Iconic TV personality who shaped American discourse for decades
LOS ANGELES: Larry King, the suspenders-sporting everyman whose broadcast interviews with world leaders, movie stars and ordinary Joes helped define American conversation for a half-century, died on Saturday. He was 87.
King died at Cedars-sinai Medical Center in Los Angeles, Ora Media, the studio and network he co-founded, tweeted. No cause of death was given, but CNN reported on January 2 that King had been hospitalised for more than a week with Covid-19.
A longtime nationally syndicated
radio host, from 1985 through 2010, he was a nightly fixture on CNN, where he won many honours, including two Peabody awards.
With his celebrity interviews, political debates and topical discussions, King wasn’t just an enduring on-air personality. He also set himself apart with the curiosity he brought to every interview, whether questioning the assault victim known as the Central Park jogger or billionaire industrialist Ross Perot, who in 1992 rocked the presidential contest by announcing his candidacy on King’s show.
In its early years, “Larry King Live” was based in Washington, which gave the show an air of gravitas. Likewise King. He was the plainspoken go-between through whom Beltway bigwigs could reach their public, and they did, earning the show prestige as a place where things happened,
where news was made.
King conducted an estimated 50,000 on-air interviews. In 1995 he presided over a Middle East peace summit with PLO chairman Yasser Arafat, King Hussein of Jordan and Israeli Prime Minister Yitzhak Rabin.

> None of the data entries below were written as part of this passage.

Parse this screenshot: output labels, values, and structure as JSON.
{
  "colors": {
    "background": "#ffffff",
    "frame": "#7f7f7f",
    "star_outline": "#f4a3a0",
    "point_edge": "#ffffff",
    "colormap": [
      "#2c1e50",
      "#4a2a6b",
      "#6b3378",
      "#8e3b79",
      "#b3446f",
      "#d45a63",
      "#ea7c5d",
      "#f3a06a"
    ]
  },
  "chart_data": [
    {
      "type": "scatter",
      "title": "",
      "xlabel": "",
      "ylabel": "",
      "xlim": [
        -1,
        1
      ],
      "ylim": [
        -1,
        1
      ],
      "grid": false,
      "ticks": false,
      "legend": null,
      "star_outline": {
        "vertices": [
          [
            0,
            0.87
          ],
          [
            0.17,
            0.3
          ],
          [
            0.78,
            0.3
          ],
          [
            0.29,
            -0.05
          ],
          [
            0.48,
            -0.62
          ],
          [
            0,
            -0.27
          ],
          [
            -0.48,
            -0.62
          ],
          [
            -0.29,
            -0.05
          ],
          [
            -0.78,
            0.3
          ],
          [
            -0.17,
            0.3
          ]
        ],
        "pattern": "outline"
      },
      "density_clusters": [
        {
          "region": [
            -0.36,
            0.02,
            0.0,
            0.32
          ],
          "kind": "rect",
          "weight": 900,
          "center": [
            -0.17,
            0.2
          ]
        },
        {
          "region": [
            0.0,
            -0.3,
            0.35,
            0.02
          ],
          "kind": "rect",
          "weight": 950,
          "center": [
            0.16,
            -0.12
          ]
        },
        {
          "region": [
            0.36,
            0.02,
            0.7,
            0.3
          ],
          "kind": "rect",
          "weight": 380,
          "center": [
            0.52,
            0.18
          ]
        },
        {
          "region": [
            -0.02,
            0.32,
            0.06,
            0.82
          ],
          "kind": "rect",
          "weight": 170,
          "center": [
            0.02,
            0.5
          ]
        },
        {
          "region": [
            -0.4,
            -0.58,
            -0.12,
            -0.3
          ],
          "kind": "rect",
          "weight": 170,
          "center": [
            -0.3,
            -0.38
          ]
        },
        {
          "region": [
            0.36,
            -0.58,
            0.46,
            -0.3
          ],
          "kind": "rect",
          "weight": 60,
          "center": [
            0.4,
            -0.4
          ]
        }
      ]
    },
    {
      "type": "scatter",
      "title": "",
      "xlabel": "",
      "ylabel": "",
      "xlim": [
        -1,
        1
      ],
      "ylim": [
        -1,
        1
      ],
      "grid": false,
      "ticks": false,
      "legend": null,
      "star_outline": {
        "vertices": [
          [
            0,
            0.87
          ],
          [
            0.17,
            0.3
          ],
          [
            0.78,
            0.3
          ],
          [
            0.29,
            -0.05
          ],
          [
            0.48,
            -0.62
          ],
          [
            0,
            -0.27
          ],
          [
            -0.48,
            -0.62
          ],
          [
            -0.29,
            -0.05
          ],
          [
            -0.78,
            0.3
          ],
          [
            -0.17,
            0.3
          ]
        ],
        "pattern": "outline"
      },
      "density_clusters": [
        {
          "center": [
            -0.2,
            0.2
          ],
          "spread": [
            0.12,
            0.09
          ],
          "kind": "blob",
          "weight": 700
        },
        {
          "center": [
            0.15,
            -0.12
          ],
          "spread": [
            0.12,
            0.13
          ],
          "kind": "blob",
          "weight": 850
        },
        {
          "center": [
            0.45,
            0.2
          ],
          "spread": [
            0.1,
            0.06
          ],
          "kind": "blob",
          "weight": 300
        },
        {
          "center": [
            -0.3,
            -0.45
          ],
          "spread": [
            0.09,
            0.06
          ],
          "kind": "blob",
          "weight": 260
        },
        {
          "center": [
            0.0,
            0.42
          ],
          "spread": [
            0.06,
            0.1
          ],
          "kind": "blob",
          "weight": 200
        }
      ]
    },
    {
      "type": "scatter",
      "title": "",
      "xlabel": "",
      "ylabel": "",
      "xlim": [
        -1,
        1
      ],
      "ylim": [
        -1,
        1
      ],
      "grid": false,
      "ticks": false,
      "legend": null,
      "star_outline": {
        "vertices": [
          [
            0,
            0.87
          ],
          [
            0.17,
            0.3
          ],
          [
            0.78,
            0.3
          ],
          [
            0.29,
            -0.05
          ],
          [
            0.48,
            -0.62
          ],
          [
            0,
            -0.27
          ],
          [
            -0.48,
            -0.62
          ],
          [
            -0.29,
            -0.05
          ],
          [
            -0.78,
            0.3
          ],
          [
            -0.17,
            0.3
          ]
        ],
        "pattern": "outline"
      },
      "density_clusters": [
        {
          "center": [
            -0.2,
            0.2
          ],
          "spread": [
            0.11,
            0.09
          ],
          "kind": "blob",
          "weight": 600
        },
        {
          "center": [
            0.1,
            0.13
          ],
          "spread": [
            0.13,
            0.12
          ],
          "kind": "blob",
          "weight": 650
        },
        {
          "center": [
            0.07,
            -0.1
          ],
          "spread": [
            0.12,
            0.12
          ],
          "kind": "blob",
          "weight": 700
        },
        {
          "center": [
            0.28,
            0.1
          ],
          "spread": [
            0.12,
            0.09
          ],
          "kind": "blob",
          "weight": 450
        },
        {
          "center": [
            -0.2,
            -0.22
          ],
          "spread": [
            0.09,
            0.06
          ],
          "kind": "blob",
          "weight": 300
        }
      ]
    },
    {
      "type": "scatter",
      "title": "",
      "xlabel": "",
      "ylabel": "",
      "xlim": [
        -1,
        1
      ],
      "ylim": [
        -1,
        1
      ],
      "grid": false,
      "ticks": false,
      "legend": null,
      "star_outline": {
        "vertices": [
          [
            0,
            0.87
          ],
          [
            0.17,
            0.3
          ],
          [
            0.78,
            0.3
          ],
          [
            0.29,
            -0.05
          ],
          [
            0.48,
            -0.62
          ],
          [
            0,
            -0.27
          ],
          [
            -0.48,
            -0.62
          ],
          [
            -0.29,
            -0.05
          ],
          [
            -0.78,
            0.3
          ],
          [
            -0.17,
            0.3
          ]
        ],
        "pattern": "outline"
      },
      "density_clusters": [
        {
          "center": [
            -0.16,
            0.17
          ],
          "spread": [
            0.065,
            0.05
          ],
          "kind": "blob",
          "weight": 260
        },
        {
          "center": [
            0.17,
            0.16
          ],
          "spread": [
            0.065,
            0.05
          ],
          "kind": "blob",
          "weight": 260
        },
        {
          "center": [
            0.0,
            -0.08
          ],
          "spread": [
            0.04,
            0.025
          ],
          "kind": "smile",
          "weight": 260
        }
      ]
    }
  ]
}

He welcomed everyone from the Dalai Lama to Elizabeth Taylor, from Mikhail Gorbachev to Barack Obama, Bill Gates to Lady Gaga.
Especially after he relocated to Los Angeles, his shows were frequently in the thick of breaking celebrity news.

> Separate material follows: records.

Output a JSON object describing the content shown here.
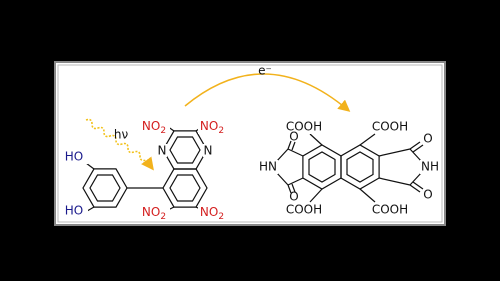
{
  "electron_label": "e⁻",
  "light_label": "hν",
  "donor": {
    "hydroxyls": [
      "HO",
      "HO"
    ],
    "nitro_groups": [
      {
        "text": "NO",
        "sub": "2"
      },
      {
        "text": "NO",
        "sub": "2"
      },
      {
        "text": "NO",
        "sub": "2"
      },
      {
        "text": "NO",
        "sub": "2"
      }
    ],
    "ring_nitrogens": [
      "N",
      "N"
    ]
  },
  "acceptor": {
    "carboxyls": [
      "COOH",
      "COOH",
      "COOH",
      "COOH"
    ],
    "carbonyl_oxygens": [
      "O",
      "O",
      "O",
      "O"
    ],
    "imides": [
      "HN",
      "NH"
    ]
  }
}
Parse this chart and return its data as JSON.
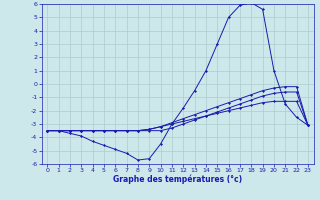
{
  "xlabel": "Graphe des températures (°c)",
  "xlim": [
    -0.5,
    23.5
  ],
  "ylim": [
    -6,
    6
  ],
  "xticks": [
    0,
    1,
    2,
    3,
    4,
    5,
    6,
    7,
    8,
    9,
    10,
    11,
    12,
    13,
    14,
    15,
    16,
    17,
    18,
    19,
    20,
    21,
    22,
    23
  ],
  "yticks": [
    -6,
    -5,
    -4,
    -3,
    -2,
    -1,
    0,
    1,
    2,
    3,
    4,
    5,
    6
  ],
  "background_color": "#cce8ea",
  "grid_color": "#aacccc",
  "line_color": "#1a1ab0",
  "curve1_x": [
    0,
    1,
    2,
    3,
    4,
    5,
    6,
    7,
    8,
    9,
    10,
    11,
    12,
    13,
    14,
    15,
    16,
    17,
    18,
    19,
    20,
    21,
    22,
    23
  ],
  "curve1_y": [
    -3.5,
    -3.5,
    -3.7,
    -3.9,
    -4.3,
    -4.6,
    -4.9,
    -5.2,
    -5.7,
    -5.6,
    -4.5,
    -3.0,
    -1.8,
    -0.5,
    1.0,
    3.0,
    5.0,
    5.9,
    6.1,
    5.6,
    1.0,
    -1.5,
    -2.5,
    -3.1
  ],
  "curve2_x": [
    0,
    1,
    2,
    3,
    4,
    5,
    6,
    7,
    8,
    9,
    10,
    11,
    12,
    13,
    14,
    15,
    16,
    17,
    18,
    19,
    20,
    21,
    22,
    23
  ],
  "curve2_y": [
    -3.5,
    -3.5,
    -3.5,
    -3.5,
    -3.5,
    -3.5,
    -3.5,
    -3.5,
    -3.5,
    -3.4,
    -3.2,
    -3.0,
    -2.8,
    -2.6,
    -2.4,
    -2.2,
    -2.0,
    -1.8,
    -1.6,
    -1.4,
    -1.3,
    -1.3,
    -1.3,
    -3.1
  ],
  "curve3_x": [
    0,
    1,
    2,
    3,
    4,
    5,
    6,
    7,
    8,
    9,
    10,
    11,
    12,
    13,
    14,
    15,
    16,
    17,
    18,
    19,
    20,
    21,
    22,
    23
  ],
  "curve3_y": [
    -3.5,
    -3.5,
    -3.5,
    -3.5,
    -3.5,
    -3.5,
    -3.5,
    -3.5,
    -3.5,
    -3.4,
    -3.2,
    -2.9,
    -2.6,
    -2.3,
    -2.0,
    -1.7,
    -1.4,
    -1.1,
    -0.8,
    -0.5,
    -0.3,
    -0.2,
    -0.2,
    -3.1
  ],
  "curve4_x": [
    0,
    1,
    2,
    3,
    4,
    5,
    6,
    7,
    8,
    9,
    10,
    11,
    12,
    13,
    14,
    15,
    16,
    17,
    18,
    19,
    20,
    21,
    22,
    23
  ],
  "curve4_y": [
    -3.5,
    -3.5,
    -3.5,
    -3.5,
    -3.5,
    -3.5,
    -3.5,
    -3.5,
    -3.5,
    -3.5,
    -3.5,
    -3.3,
    -3.0,
    -2.7,
    -2.4,
    -2.1,
    -1.8,
    -1.5,
    -1.2,
    -0.9,
    -0.7,
    -0.6,
    -0.6,
    -3.1
  ]
}
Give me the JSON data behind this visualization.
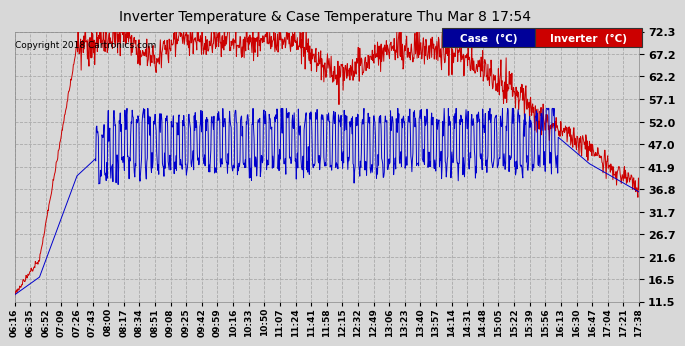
{
  "title": "Inverter Temperature & Case Temperature Thu Mar 8 17:54",
  "copyright": "Copyright 2018 Cartronics.com",
  "bg_color": "#d8d8d8",
  "plot_bg_color": "#d8d8d8",
  "grid_color": "#aaaaaa",
  "case_color": "#0000cc",
  "inverter_color": "#cc0000",
  "ylim": [
    11.5,
    72.3
  ],
  "yticks": [
    11.5,
    16.5,
    21.6,
    26.7,
    31.7,
    36.8,
    41.9,
    47.0,
    52.0,
    57.1,
    62.2,
    67.2,
    72.3
  ],
  "xtick_labels": [
    "06:16",
    "06:35",
    "06:52",
    "07:09",
    "07:26",
    "07:43",
    "08:00",
    "08:17",
    "08:34",
    "08:51",
    "09:08",
    "09:25",
    "09:42",
    "09:59",
    "10:16",
    "10:33",
    "10:50",
    "11:07",
    "11:24",
    "11:41",
    "11:58",
    "12:15",
    "12:32",
    "12:49",
    "13:06",
    "13:23",
    "13:40",
    "13:57",
    "14:14",
    "14:31",
    "14:48",
    "15:05",
    "15:22",
    "15:39",
    "15:56",
    "16:13",
    "16:30",
    "16:47",
    "17:04",
    "17:21",
    "17:38"
  ],
  "legend_case_label": "Case  (°C)",
  "legend_inverter_label": "Inverter  (°C)",
  "legend_case_bg": "#000099",
  "legend_inverter_bg": "#cc0000"
}
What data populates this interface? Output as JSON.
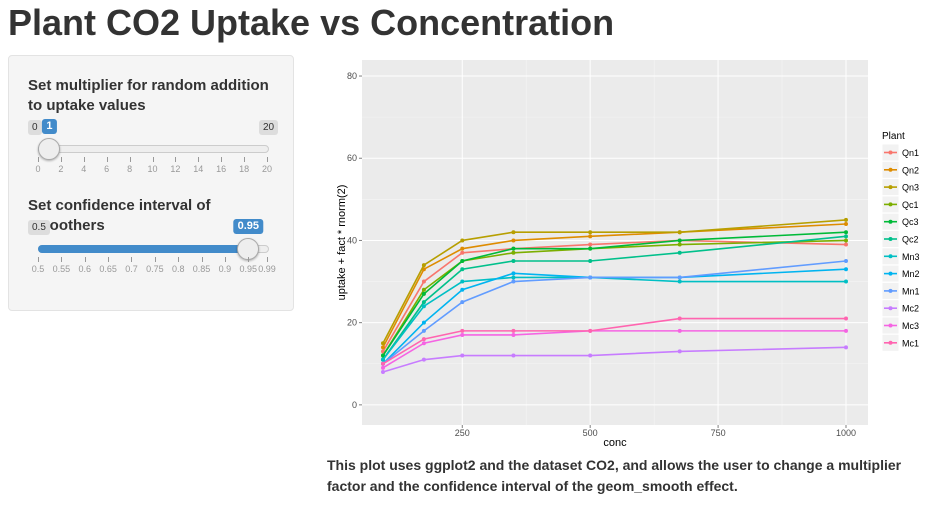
{
  "title": "Plant CO2 Uptake vs Concentration",
  "sidebar": {
    "sliders": [
      {
        "label": "Set multiplier for random addition to uptake values",
        "min": 0,
        "max": 20,
        "value": 1,
        "ticks": [
          0,
          2,
          4,
          6,
          8,
          10,
          12,
          14,
          16,
          18,
          20
        ]
      },
      {
        "label": "Set confidence interval of smoothers",
        "min": 0.5,
        "max": 0.99,
        "value": 0.95,
        "ticks": [
          0.5,
          0.55,
          0.6,
          0.65,
          0.7,
          0.75,
          0.8,
          0.85,
          0.9,
          0.95,
          0.99
        ]
      }
    ]
  },
  "chart_data": {
    "type": "line",
    "x_label": "conc",
    "y_label": "uptake + fact * rnorm(2)",
    "legend_title": "Plant",
    "legend": "right",
    "grid": true,
    "x": [
      95,
      175,
      250,
      350,
      500,
      675,
      1000
    ],
    "xlim": [
      54,
      1043
    ],
    "xticks": [
      250,
      500,
      750,
      1000
    ],
    "ylim": [
      -4.9,
      83.9
    ],
    "yticks": [
      0,
      20,
      40,
      60,
      80
    ],
    "series": [
      {
        "name": "Qn1",
        "color": "#F8766D",
        "values": [
          13,
          30,
          37,
          38,
          39,
          40,
          39
        ]
      },
      {
        "name": "Qn2",
        "color": "#DE8C00",
        "values": [
          14,
          33,
          38,
          40,
          41,
          42,
          44
        ]
      },
      {
        "name": "Qn3",
        "color": "#B79F00",
        "values": [
          15,
          34,
          40,
          42,
          42,
          42,
          45
        ]
      },
      {
        "name": "Qc1",
        "color": "#7CAE00",
        "values": [
          12,
          28,
          35,
          37,
          38,
          39,
          40
        ]
      },
      {
        "name": "Qc3",
        "color": "#00BA38",
        "values": [
          12,
          27,
          35,
          38,
          38,
          40,
          42
        ]
      },
      {
        "name": "Qc2",
        "color": "#00C08B",
        "values": [
          11,
          25,
          33,
          35,
          35,
          37,
          41
        ]
      },
      {
        "name": "Mn3",
        "color": "#00BFC4",
        "values": [
          11,
          24,
          30,
          31,
          31,
          30,
          30
        ]
      },
      {
        "name": "Mn2",
        "color": "#00B4F0",
        "values": [
          10,
          20,
          28,
          32,
          31,
          31,
          33
        ]
      },
      {
        "name": "Mn1",
        "color": "#619CFF",
        "values": [
          10,
          18,
          25,
          30,
          31,
          31,
          35
        ]
      },
      {
        "name": "Mc2",
        "color": "#C77CFF",
        "values": [
          8,
          11,
          12,
          12,
          12,
          13,
          14
        ]
      },
      {
        "name": "Mc3",
        "color": "#F564E3",
        "values": [
          9,
          15,
          17,
          17,
          18,
          18,
          18
        ]
      },
      {
        "name": "Mc1",
        "color": "#FF64B0",
        "values": [
          10,
          16,
          18,
          18,
          18,
          21,
          21
        ]
      }
    ]
  },
  "caption": "This plot uses ggplot2 and the dataset CO2, and allows the user to change a multiplier factor and the confidence interval of the geom_smooth effect."
}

And he was known for getting guests who were notoriously elusive such as Frank Sinatra and Marlon Brando.
In June 2010, King abruptly announced he was retiring from his show.
King was born Lawrence Harvey Zeiger in 1933, a son of Jewish immigrants from eastern Europe. After his father’s death, he faced a troubled, sometimes destitute youth.
On reaching adulthood, he landed in Miami in 1957 and found a job sweeping floors at a tiny AM station. When a deejay abruptly quit, King was put on the air — and was handed his new surname by the station manager, who thought Zeiger was “too Jewish”.
By the early 1960s, King had gone to a larger Miami station, scored a newspaper column and become a local celebrity himself.
At the same time, he fell victim to living large.
He accumulated debts and broken marriages (he was married eight times to seven women). He gambled, borrowed wildly and failed to pay his taxes. He also became involved with a shady financier in a scheme to bankroll an investigation of President John Kennedy’s assassination. But when King skimmed some of the cash to pay his overdue taxes, his partner sued him in 1971. The charges were dropped, but King’s reputation appeared ruined.
But by 1975 the scandal had largely blown over and a Miami station gave him another chance. King was signed in 1978 to host radio’s first nationwide call-in show, “The Larry King Show” that made him a national phenomenon. A few years later, “Larry King Live” debuted on June 1, 1985, and became CNN’S highest-rated programme.
King continued to work into his late 80s. “Work,” King once said. “It’s the easiest thing I do.”